Il parait que tel membre d’un conseil de l’ordre chipoterait tel avocat,  par ailleurs député, sans doute parce qu’il est député,   sur son compte d’heures de formation professionnelle continue.

Comme c’est révélateur et stupide.

Je vois  au moins deux raisons à cela.

D’abord, la sanction. Il n’y a pas de sanction légalement prévue aux défaillances de justification du temps de formation professionnelle continue. Pardon, il en est une à l’art. 85 du décret de  novembre 1991 et une seule, celle de ne pas pouvoir prétendre bénéficier de la mention de spécialisation correspondante,  si on ne justifie pas dudit temps.

Bref débat ici, l’avocat concerné ne revendique pas une telle mention.

Il, s’en fout, et pour cause. Il n’en n’a pas besoin.

 

Ensuite, parce que grâce à son talent immense (je ne suis pas,  moi,  du genre flatteur, mais j’appelle chat un chat), et  en tout cas à l’expression du suffrage universel direct, dont les lois de la République sont l’expression, il est député.
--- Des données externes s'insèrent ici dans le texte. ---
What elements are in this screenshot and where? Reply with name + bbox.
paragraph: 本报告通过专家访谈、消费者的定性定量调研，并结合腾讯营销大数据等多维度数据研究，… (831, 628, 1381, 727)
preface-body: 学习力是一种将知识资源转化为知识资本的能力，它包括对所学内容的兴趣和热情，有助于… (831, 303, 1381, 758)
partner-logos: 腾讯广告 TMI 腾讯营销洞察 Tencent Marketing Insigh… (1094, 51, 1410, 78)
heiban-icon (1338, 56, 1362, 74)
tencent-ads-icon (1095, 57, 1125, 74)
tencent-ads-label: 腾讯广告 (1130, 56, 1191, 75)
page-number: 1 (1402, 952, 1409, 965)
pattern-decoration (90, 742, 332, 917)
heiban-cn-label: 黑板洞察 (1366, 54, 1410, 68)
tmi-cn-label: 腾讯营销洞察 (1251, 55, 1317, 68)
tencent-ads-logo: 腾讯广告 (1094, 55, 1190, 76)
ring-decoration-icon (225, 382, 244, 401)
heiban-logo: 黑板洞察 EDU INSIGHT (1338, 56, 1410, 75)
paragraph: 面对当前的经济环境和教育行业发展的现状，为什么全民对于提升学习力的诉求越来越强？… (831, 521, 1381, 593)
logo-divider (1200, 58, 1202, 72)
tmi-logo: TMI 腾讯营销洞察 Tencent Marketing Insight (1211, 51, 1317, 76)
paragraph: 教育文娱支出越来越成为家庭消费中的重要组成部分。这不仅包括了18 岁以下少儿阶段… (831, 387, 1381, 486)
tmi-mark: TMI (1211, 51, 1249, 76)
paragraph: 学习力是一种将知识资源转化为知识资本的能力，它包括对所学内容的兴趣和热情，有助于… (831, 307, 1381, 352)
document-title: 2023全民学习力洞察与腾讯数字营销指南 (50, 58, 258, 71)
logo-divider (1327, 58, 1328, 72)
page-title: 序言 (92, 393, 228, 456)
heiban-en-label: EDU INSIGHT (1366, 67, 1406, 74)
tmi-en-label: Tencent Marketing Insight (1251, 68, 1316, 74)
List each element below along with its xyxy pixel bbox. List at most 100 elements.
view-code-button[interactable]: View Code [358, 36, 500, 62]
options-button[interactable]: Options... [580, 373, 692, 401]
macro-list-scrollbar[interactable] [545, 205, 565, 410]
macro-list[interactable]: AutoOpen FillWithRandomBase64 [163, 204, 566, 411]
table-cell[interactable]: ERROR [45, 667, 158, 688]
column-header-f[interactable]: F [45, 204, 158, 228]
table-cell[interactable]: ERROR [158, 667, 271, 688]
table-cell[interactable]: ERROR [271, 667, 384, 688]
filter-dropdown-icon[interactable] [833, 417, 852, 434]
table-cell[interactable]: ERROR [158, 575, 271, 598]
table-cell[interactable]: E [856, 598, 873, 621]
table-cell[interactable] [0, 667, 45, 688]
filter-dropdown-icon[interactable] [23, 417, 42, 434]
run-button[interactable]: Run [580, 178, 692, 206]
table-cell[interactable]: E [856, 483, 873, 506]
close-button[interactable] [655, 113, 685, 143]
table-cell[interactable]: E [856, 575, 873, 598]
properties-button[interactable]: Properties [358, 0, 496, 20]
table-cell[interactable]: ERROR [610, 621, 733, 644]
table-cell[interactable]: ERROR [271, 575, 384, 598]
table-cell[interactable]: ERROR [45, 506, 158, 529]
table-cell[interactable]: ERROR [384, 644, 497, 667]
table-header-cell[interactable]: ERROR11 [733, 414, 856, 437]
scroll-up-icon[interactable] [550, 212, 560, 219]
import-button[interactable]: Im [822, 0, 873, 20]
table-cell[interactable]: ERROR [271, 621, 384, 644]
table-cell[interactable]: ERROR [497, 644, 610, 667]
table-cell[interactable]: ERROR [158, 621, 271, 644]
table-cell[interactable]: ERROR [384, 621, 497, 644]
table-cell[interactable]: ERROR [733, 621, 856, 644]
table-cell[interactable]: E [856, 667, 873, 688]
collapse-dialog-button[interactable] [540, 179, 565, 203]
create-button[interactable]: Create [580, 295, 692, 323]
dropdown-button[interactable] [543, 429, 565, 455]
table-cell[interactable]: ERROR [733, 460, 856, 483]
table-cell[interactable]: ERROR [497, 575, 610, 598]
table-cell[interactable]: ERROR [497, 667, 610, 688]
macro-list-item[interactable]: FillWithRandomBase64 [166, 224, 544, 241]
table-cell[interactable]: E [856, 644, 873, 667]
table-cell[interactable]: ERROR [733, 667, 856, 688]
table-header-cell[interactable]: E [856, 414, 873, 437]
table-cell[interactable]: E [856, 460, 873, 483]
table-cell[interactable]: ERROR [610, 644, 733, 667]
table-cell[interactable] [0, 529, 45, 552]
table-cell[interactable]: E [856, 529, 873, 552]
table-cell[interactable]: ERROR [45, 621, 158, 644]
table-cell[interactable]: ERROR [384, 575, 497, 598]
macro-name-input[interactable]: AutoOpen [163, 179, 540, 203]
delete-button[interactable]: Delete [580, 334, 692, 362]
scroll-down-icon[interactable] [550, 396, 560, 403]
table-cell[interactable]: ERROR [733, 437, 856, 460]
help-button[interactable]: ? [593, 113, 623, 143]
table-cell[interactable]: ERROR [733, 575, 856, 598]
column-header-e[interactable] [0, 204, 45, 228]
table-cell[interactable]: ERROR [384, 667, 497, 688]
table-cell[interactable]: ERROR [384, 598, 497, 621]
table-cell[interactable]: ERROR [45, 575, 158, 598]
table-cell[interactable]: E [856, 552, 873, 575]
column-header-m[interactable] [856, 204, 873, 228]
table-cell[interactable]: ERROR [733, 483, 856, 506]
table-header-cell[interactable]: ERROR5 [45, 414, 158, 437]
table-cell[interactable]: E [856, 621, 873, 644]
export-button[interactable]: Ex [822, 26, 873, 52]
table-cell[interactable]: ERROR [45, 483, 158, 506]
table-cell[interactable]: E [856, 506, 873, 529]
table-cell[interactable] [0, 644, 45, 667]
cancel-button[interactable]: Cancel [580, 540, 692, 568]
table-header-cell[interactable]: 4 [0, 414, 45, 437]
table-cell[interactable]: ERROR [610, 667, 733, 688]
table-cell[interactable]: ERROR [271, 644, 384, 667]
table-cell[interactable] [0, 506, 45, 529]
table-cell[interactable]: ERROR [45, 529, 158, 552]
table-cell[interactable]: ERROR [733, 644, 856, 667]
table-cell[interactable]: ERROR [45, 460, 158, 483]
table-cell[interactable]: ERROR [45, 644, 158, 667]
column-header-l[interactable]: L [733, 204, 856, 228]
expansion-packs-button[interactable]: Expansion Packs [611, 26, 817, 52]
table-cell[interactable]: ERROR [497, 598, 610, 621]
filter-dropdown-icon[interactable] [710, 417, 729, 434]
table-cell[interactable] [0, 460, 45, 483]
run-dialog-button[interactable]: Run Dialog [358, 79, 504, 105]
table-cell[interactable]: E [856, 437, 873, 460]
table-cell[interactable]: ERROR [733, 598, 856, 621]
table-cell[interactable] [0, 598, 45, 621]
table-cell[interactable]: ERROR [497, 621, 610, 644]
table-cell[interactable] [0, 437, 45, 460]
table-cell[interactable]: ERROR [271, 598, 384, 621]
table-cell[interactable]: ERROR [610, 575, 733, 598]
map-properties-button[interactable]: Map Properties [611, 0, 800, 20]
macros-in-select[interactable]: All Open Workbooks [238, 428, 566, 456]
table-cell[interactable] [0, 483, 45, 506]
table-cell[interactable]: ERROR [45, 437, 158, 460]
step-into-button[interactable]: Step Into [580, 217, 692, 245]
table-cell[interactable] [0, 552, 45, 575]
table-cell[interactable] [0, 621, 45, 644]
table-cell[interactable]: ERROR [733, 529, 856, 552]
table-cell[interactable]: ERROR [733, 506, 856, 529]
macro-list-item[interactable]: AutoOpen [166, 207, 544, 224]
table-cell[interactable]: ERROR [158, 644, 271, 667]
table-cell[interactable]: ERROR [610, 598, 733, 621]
Et manque de chance pour le zélote,  qui ferait bien de se tenir informé, notre quidam est membre … de la commission des lois de l’Assemblée nationale de la République française.

Autrement dit, les lois, celles qui font le droit, c’est lui  avec les autres qui les fabrique. A son niveau, évidemment différent de celui des élus du barreau local.

Oui me dira alors le zélote, comment le saurais-je moi ?

On lui répondra ceci. Si la formation professionnelle de base et celle continue vous concernant étaient à jour,   vous sauriez un peu de droit constitutionnel. Alors là, vous auriez le Journal officiel de la République française avec ses lois et décrets, mais aussi celui des débats aux assemblées avec le texte des interventions des parlementaires, et celui des questions écrites posées aux ministres.

Si vous vouliez faire plus simple, vous auriez aussi le site Internet de l’Assemblée nationale, retraçant la vie publique du parlementaire, avec la liste de ses propositions de loi, et de ses questions écrites aux ministres,  dont celui de la justice, sur des tas de sujets, dont certains  tellement juridiques qu’ils échappent à la compétence moyenne des membres du conseil de l’ordre.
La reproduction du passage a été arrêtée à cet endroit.